McCain hasn't defined what he means by victory but I would assume we're talking about our troops not being needed there any more, since to pull them out now (even with Iraq bugging the shit out of us to leave) means failure/forfeiture. So the money wouldn't even materialize until the proposed withdrawal date of 2011 (this is Iraq's proposed date). And even then, the Iraq war is quickly approaching the $600 billion mark in cost to us. It's gone up like $100b a year or something like that. Both candidates have proposed using money from the Iraq/Afghanistan situations to pay for things, but even that isn't a whole lot of money in terms of the fiscal year budgets and the deficit. The numbers aren't there to back up all this stuff that John McCain wants to do. So even if he vetoes every bill that comes across his desk with earmarks (and don't read me wrong here - I would love that) it isn't enough. Things like the Gas Holiday, focusing on small businesses, changing Social Security, etc. are small pins on a huge corkboard when you're promising to help pay for job transitions, lowering healthcare costs for seniors, etc.
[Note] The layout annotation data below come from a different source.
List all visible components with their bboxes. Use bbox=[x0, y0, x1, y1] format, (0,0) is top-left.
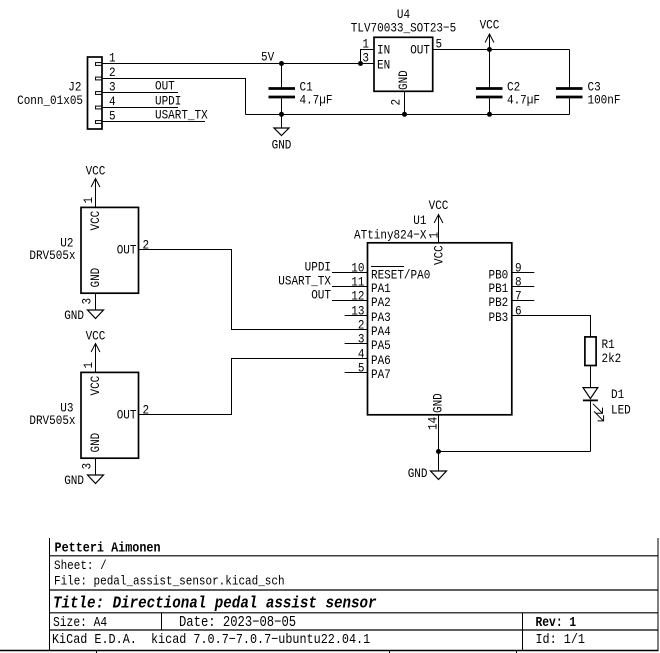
SECTION: middle sensors and mcu bbox=[29, 164, 590, 489]
svg-text:GND: GND bbox=[64, 473, 84, 488]
U3 pin 3 bbox=[80, 458, 96, 475]
SECTION: right led bbox=[583, 337, 631, 452]
junction C2 bottom bbox=[487, 112, 492, 117]
svg-text:Conn_01x05: Conn_01x05 bbox=[17, 93, 83, 108]
U4 pin 5 OUT wire to C3 bbox=[433, 37, 570, 52]
junction U1 GND bbox=[436, 449, 441, 454]
svg-text:VCC: VCC bbox=[86, 164, 106, 179]
wire 5V rail J2 pin1 to U4 EN bbox=[102, 63, 374, 65]
svg-text:VCC: VCC bbox=[88, 211, 103, 231]
svg-text:VCC: VCC bbox=[429, 198, 449, 213]
svg-text:1: 1 bbox=[81, 197, 96, 204]
svg-text:DRV505x: DRV505x bbox=[29, 413, 75, 428]
svg-text:14: 14 bbox=[426, 417, 441, 430]
svg-text:VCC: VCC bbox=[480, 18, 500, 33]
svg-text:2: 2 bbox=[389, 99, 404, 106]
svg-text:GND: GND bbox=[408, 466, 428, 481]
wire J2 pin3 bbox=[102, 92, 178, 94]
SECTION: title block bbox=[0, 538, 659, 653]
svg-text:3: 3 bbox=[358, 332, 365, 347]
U1 pin 3 PA5 bbox=[345, 332, 391, 354]
U1 pin 4 PA6 bbox=[358, 347, 391, 369]
svg-text:8: 8 bbox=[515, 275, 522, 290]
U4 pin 2 GND bbox=[389, 91, 405, 114]
svg-text:GND: GND bbox=[64, 308, 84, 323]
page border bottom bbox=[0, 650, 659, 652]
svg-text:6: 6 bbox=[515, 304, 522, 319]
wire J2 pin2 to GND rail bbox=[102, 79, 246, 115]
junction U4 EN bbox=[358, 61, 363, 66]
svg-text:2: 2 bbox=[143, 403, 150, 418]
svg-text:U1: U1 bbox=[413, 213, 426, 228]
power VCC above U1 bbox=[429, 198, 449, 242]
ground below U3 bbox=[64, 473, 103, 488]
svg-text:2: 2 bbox=[358, 318, 365, 333]
svg-text:1: 1 bbox=[81, 362, 96, 369]
svg-text:PA2: PA2 bbox=[371, 295, 391, 310]
svg-text:DRV505x: DRV505x bbox=[29, 248, 75, 263]
power VCC at U4 output bbox=[480, 18, 500, 50]
svg-text:PB3: PB3 bbox=[489, 310, 509, 325]
wire J2 pin5 bbox=[102, 121, 205, 123]
regulator U4 bbox=[351, 7, 456, 91]
svg-text:LED: LED bbox=[611, 403, 631, 418]
svg-text:UPDI: UPDI bbox=[155, 94, 181, 109]
svg-text:Id: 1/1: Id: 1/1 bbox=[536, 631, 586, 647]
svg-text:D1: D1 bbox=[611, 387, 624, 402]
wire R1 to D1 bbox=[590, 366, 592, 388]
svg-text:GND: GND bbox=[396, 70, 411, 90]
U1 pin 10 RESET/PA0 bbox=[305, 260, 431, 283]
svg-text:10: 10 bbox=[351, 261, 364, 276]
wire PB3 to R1 bbox=[512, 316, 591, 337]
wire U2 OUT to PA4 bbox=[139, 250, 368, 330]
svg-text:2: 2 bbox=[143, 238, 150, 253]
U1 pin 6 PB3 bbox=[489, 304, 522, 326]
svg-text:4: 4 bbox=[358, 347, 365, 362]
svg-text:1: 1 bbox=[362, 37, 369, 52]
resistor R1 bbox=[585, 337, 621, 366]
svg-text:4.7µF: 4.7µF bbox=[300, 93, 333, 108]
svg-text:VCC: VCC bbox=[432, 245, 447, 265]
title block frame bbox=[50, 538, 659, 651]
svg-text:Date: 2023−08−05: Date: 2023−08−05 bbox=[179, 615, 296, 631]
svg-text:PA5: PA5 bbox=[371, 338, 391, 353]
U1 pin 13 PA3 bbox=[345, 304, 391, 326]
svg-text:PA7: PA7 bbox=[371, 367, 391, 382]
junction C1 bottom bbox=[279, 112, 284, 117]
svg-text:VCC: VCC bbox=[86, 329, 106, 344]
U2 pin 3 bbox=[80, 293, 96, 310]
U1 pin 11 PA1 bbox=[278, 274, 390, 297]
SECTION: top power input bbox=[17, 7, 620, 153]
svg-text:5: 5 bbox=[358, 361, 365, 376]
svg-text:File: pedal_assist_sensor.kica: File: pedal_assist_sensor.kicad_sch bbox=[54, 574, 285, 589]
svg-text:Sheet: /: Sheet: / bbox=[54, 558, 107, 573]
page border tick center bbox=[389, 651, 391, 653]
svg-text:5: 5 bbox=[436, 37, 443, 52]
J2 pin 3 bbox=[96, 80, 116, 95]
U4 pin 1 IN bbox=[361, 37, 375, 64]
svg-text:4.7µF: 4.7µF bbox=[507, 93, 540, 108]
svg-text:OUT: OUT bbox=[155, 79, 175, 94]
U1 pin 2 PA4 bbox=[358, 318, 391, 340]
svg-text:100nF: 100nF bbox=[588, 93, 621, 108]
svg-text:PB2: PB2 bbox=[489, 295, 509, 310]
U1 pin 12 PA2 bbox=[311, 288, 391, 311]
junction U4 GND bbox=[402, 112, 407, 117]
power VCC above U2 bbox=[86, 164, 106, 208]
wire GND rail bbox=[246, 114, 570, 116]
svg-text:13: 13 bbox=[351, 304, 364, 319]
svg-text:7: 7 bbox=[515, 289, 522, 304]
svg-text:PA1: PA1 bbox=[371, 281, 391, 296]
svg-text:GND: GND bbox=[272, 138, 292, 153]
svg-text:VCC: VCC bbox=[88, 376, 103, 396]
U1 pin 9 PB0 bbox=[489, 261, 535, 283]
svg-text:EN: EN bbox=[377, 57, 390, 72]
svg-text:PA6: PA6 bbox=[371, 353, 391, 368]
svg-text:UPDI: UPDI bbox=[305, 260, 331, 275]
power VCC above U3 bbox=[86, 329, 106, 373]
hall sensor U3 bbox=[29, 372, 138, 458]
led D1 bbox=[583, 387, 631, 421]
wire GND rail to LED bbox=[439, 451, 591, 453]
svg-text:PA4: PA4 bbox=[371, 324, 391, 339]
svg-text:PB1: PB1 bbox=[489, 281, 509, 296]
U1 pin 7 PB2 bbox=[489, 289, 535, 311]
svg-text:3: 3 bbox=[362, 51, 369, 66]
U1 pin 14 GND bbox=[426, 415, 441, 452]
page border tick right bbox=[516, 651, 518, 653]
svg-text:OUT: OUT bbox=[410, 42, 430, 57]
svg-text:GND: GND bbox=[431, 393, 446, 413]
svg-text:2k2: 2k2 bbox=[602, 351, 622, 366]
ground below U2 bbox=[64, 308, 103, 323]
svg-text:1: 1 bbox=[427, 232, 442, 239]
svg-text:OUT: OUT bbox=[117, 408, 137, 423]
page border tick left bbox=[96, 651, 98, 653]
capacitor C1 bbox=[269, 64, 333, 115]
J2 pin 4 bbox=[96, 94, 116, 109]
mcu U1 bbox=[354, 213, 512, 415]
svg-text:3: 3 bbox=[80, 463, 95, 470]
connector J2 bbox=[17, 57, 102, 129]
svg-text:11: 11 bbox=[351, 275, 364, 290]
svg-text:12: 12 bbox=[351, 289, 364, 304]
ground below U1 bbox=[408, 452, 447, 482]
svg-text:R1: R1 bbox=[602, 337, 615, 352]
svg-text:KiCad E.D.A. kicad 7.0.7−7.0.: KiCad E.D.A. kicad 7.0.7−7.0.7−ubuntu22.… bbox=[52, 631, 370, 647]
hall sensor U2 bbox=[29, 207, 138, 293]
wire U3 OUT to PA6 bbox=[139, 359, 368, 415]
svg-text:GND: GND bbox=[88, 433, 103, 453]
svg-text:OUT: OUT bbox=[311, 288, 331, 303]
U1 pin 8 PB1 bbox=[489, 275, 535, 297]
junction C1 top bbox=[279, 61, 284, 66]
capacitor C3 bbox=[556, 50, 620, 115]
wire J2 pin4 bbox=[102, 107, 178, 109]
J2 pin 5 bbox=[96, 109, 116, 124]
svg-text:OUT: OUT bbox=[117, 243, 137, 258]
svg-text:USART_TX: USART_TX bbox=[278, 274, 331, 289]
svg-text:PA3: PA3 bbox=[371, 310, 391, 325]
ground below C1 bbox=[272, 115, 292, 153]
svg-text:5V: 5V bbox=[261, 50, 275, 65]
svg-text:9: 9 bbox=[515, 261, 522, 276]
wire D1 to gnd rail bbox=[590, 400, 592, 451]
svg-text:3: 3 bbox=[80, 298, 95, 305]
svg-text:Petteri Aimonen: Petteri Aimonen bbox=[55, 540, 161, 556]
svg-text:GND: GND bbox=[88, 268, 103, 288]
junction VCC node bbox=[487, 47, 492, 52]
svg-text:Rev: 1: Rev: 1 bbox=[536, 615, 577, 630]
capacitor C2 bbox=[476, 50, 540, 115]
J2 pin 1 bbox=[96, 51, 116, 66]
svg-text:TLV70033_SOT23−5: TLV70033_SOT23−5 bbox=[351, 21, 456, 36]
J2 pin 2 bbox=[96, 65, 116, 80]
svg-text:Title: Directional pedal assis: Title: Directional pedal assist sensor bbox=[53, 593, 377, 613]
U1 pin 5 PA7 bbox=[345, 361, 391, 383]
svg-text:IN: IN bbox=[377, 42, 390, 57]
svg-text:Size: A4: Size: A4 bbox=[53, 615, 107, 630]
svg-text:ATtiny824−X: ATtiny824−X bbox=[354, 228, 427, 243]
svg-text:USART_TX: USART_TX bbox=[155, 108, 208, 123]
The same goes for Barack Obama: the money isn't there and it won't be there. The key thing is that Bush royally screwed us (man, I am SO glad I didn't vote for him). Does what I'm saying make sense? Neither candidate is a vote for fiscal responsibility. The proposed "change" that McCain has adopted comes in fixing the Republican party by not voting for them. It doesn't mean you have to vote for Obama or Nader or whoever. Just don't vote for McCain. Do you guys remember the 2000 election? The running joke then was how much the candidates agreed upon. It was a close election that could have ended either way because we had a balanced budget and a fiscal surplus - the economy wasn't this albatross in 2000. So people voted on ideological things, where the country is split down the middle. In 2004, we were still scared by 9/11 and let the Republicans talk us into believing that Democrats would be soft on war (and John Kerry was a dingbat).
This time, the economy is the huge thing but both candidates are a bunk vote in that arena. What do we fall back on in that case? Ideology. Except that a huge majority of Americans are for removing our troops from Iraq regardless of a victory and they don't care about scare tactics any more. Americans are hearing the following from the parties:
Republicans: Money blah blah, education blah blah, environment blah blah, 9/11, terrorists, stay in Iraq, Al Qaida.
Democrats:: Money blah blah, education blah blah, environment blah blah, get out of Iraq.
Tell me who is going to win.
Now, if you want to debate whether that's a smart way to vote, I'm all for that discussion.
EDIT: Side note - the comment about the Nuge and naughty librarians - clearly, I know you're not going to vote for someone based on those criteria but I just wanted to mention that it's as silly a reason for liking a candidate as my, "Bill Clinton got a BJ in the White House!" bullshit.